そして、脳内に響くは、あの春香さんの言葉。
『……真冬を、よろしく頼む』
「俺は、真冬を……」
真冬をこのままにしてはおけない。真冬の家の敷地内とはいえ、俺は真冬の住居まではわからなかった。もたれかかる真冬の体勢を試行錯誤して抱きかかえると、俺は歩き出した。こんな形で誰かをいわゆるお姫様抱っこするとは思ってもみなかったがな。
向かう先は、春香さんと初めて引き合わされたあの離れだった。そもそも、俺にあてのある先はそこしかなかった。
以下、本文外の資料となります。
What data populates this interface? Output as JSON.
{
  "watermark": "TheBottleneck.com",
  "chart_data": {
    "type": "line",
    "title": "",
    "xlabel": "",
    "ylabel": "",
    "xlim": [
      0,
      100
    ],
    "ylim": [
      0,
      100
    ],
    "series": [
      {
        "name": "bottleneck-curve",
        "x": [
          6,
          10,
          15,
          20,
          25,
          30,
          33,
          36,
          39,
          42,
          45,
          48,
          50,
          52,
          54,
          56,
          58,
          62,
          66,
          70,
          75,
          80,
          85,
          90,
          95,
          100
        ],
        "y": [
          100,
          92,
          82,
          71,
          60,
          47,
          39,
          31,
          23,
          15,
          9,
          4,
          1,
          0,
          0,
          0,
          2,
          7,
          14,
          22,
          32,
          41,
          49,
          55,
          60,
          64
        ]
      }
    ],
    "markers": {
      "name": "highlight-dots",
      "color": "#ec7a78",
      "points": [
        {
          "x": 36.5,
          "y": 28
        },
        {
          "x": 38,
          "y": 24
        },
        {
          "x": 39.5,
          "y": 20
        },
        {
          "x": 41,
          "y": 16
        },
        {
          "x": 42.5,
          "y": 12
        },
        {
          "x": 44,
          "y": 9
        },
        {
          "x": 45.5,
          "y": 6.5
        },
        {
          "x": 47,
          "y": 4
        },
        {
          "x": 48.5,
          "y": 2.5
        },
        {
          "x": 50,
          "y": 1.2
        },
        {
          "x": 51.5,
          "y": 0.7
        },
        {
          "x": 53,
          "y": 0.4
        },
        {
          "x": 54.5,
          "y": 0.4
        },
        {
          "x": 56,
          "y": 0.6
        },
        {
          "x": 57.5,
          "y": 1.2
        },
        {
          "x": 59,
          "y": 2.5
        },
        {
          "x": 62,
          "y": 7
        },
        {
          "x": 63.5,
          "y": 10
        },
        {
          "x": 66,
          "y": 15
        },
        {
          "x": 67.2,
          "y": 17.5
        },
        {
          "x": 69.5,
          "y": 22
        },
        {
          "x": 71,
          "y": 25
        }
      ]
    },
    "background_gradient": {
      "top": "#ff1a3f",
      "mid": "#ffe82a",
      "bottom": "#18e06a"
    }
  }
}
春香さんがそこにいるかもわからない。何時間も待ちぼうけを食らうかもわからない。つまりは賭けのようなものだった。俺の家まで連れて行くには外面があまりにも不審者すぎるし、雨夜に事情を説明して迎えに来てもらうにもアルバイト中であろうから気が引けた。それに俺は、個人的な理由から春香さんに、管理者に。会って話をしなければならないと思ったのだ。
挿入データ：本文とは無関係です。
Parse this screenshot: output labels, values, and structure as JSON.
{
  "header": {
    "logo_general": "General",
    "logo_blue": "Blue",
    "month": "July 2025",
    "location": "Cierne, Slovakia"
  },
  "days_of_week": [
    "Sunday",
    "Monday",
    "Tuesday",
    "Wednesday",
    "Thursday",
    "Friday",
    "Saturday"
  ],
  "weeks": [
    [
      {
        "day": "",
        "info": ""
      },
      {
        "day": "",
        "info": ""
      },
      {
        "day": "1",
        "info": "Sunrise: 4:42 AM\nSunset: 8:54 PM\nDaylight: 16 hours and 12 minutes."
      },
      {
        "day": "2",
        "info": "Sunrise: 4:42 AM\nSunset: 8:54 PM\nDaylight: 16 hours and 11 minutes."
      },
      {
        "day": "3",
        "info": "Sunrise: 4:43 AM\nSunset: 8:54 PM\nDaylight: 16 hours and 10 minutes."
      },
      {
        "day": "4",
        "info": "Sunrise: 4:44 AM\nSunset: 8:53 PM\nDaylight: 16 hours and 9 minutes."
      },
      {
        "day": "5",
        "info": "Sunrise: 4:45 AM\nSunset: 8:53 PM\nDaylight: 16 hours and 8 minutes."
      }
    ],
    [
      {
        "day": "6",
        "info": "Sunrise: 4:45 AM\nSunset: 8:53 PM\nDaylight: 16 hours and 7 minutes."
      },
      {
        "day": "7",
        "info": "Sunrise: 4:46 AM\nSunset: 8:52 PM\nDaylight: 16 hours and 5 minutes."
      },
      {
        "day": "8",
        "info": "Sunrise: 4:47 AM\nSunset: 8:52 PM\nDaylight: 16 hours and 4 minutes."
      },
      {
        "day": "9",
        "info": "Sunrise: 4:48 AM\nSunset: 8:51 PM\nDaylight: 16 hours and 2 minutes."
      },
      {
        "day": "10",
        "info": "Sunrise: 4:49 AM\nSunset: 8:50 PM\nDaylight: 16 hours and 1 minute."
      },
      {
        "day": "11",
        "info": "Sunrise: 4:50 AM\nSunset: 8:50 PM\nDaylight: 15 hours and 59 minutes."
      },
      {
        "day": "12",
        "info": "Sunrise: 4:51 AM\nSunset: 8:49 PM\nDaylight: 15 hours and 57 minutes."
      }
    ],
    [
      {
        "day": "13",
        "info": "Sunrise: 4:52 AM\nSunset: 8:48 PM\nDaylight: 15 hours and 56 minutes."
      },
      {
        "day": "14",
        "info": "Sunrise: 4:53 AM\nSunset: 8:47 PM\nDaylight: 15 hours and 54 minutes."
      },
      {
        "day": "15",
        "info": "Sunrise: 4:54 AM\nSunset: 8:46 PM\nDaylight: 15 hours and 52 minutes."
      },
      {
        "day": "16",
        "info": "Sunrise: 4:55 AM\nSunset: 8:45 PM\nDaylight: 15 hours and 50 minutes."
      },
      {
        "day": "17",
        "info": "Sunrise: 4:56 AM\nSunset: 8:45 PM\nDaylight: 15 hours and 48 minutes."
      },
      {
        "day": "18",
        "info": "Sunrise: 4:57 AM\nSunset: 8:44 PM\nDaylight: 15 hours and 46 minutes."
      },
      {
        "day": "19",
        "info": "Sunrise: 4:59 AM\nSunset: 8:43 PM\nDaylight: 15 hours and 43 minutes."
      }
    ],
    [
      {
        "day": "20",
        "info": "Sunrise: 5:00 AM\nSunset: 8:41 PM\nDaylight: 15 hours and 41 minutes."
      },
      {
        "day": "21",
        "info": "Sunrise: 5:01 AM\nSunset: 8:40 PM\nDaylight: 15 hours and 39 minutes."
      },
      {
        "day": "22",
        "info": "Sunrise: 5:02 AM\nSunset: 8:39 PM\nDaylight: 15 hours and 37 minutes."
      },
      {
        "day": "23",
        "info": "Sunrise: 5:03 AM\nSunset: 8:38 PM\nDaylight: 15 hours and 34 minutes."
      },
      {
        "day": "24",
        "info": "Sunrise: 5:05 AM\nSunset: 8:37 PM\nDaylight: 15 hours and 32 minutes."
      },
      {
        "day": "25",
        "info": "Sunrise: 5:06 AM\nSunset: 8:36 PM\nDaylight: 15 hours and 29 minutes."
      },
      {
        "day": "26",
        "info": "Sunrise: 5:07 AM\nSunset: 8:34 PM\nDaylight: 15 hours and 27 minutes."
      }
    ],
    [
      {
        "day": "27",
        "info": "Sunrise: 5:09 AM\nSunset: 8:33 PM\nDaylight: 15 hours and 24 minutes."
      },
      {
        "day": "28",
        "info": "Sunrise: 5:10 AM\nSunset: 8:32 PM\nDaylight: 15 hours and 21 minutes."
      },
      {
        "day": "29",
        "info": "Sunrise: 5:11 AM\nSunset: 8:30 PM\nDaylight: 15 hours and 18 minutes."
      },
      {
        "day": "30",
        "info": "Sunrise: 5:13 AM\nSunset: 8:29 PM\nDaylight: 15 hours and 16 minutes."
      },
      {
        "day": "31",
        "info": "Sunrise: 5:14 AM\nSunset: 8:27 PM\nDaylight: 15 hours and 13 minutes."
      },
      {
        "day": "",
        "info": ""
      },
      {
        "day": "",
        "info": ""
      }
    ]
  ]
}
辿り着いた離れの周りの桜は、ほとんどが葉桜となっていた。先程の突風から一変して、皐月を迎えようとしている柔らかな風が、狂い咲いていた桜の花びらを一枚一枚ゆっくりと引き離していた。緑の隙間から覗く桃色の花弁の生も残り僅かと見える。
腕の中で眠る真冬を抱きかかえ直し、改めてその離れと向かい合う。前回は真冬が戸を開けて春香さんを呼んでくれた。今回は目先にある扉がすんなりと開いてくれるとは思ってもいない。だからといってここで引き下がるわけにもいかない。
「よく来たの」
声を張り上げてみようかと思案していたところに、どこからともなく風に乗って聞き覚えのある声が耳に届く。声のする方角に目を移すと、桜の木にゆるりともたれかかる春香さんの姿がそこにはあった。いまだに緑を見せないその桜の木は、春香さんの姿を隠そうとせんばかりにひたすらに花びらを散らして薄紅の欠片を揺蕩わせていた。
「……春香さん」
突如として現れた春香さんの姿に、俺は驚きよりも安堵の念の方が勝っていた。春香さんは俺と真冬の両方を視界に捉えた後、離れの入口を見遣る。
「そこに突っ立っておらずとも、入るがよいぞ」
俺が再びその扉に目を向けると、閉ざされていたはずの入口は俺を迎え入れるように開かれていた。桜の木のもとには、春香さんの姿はもうなかった。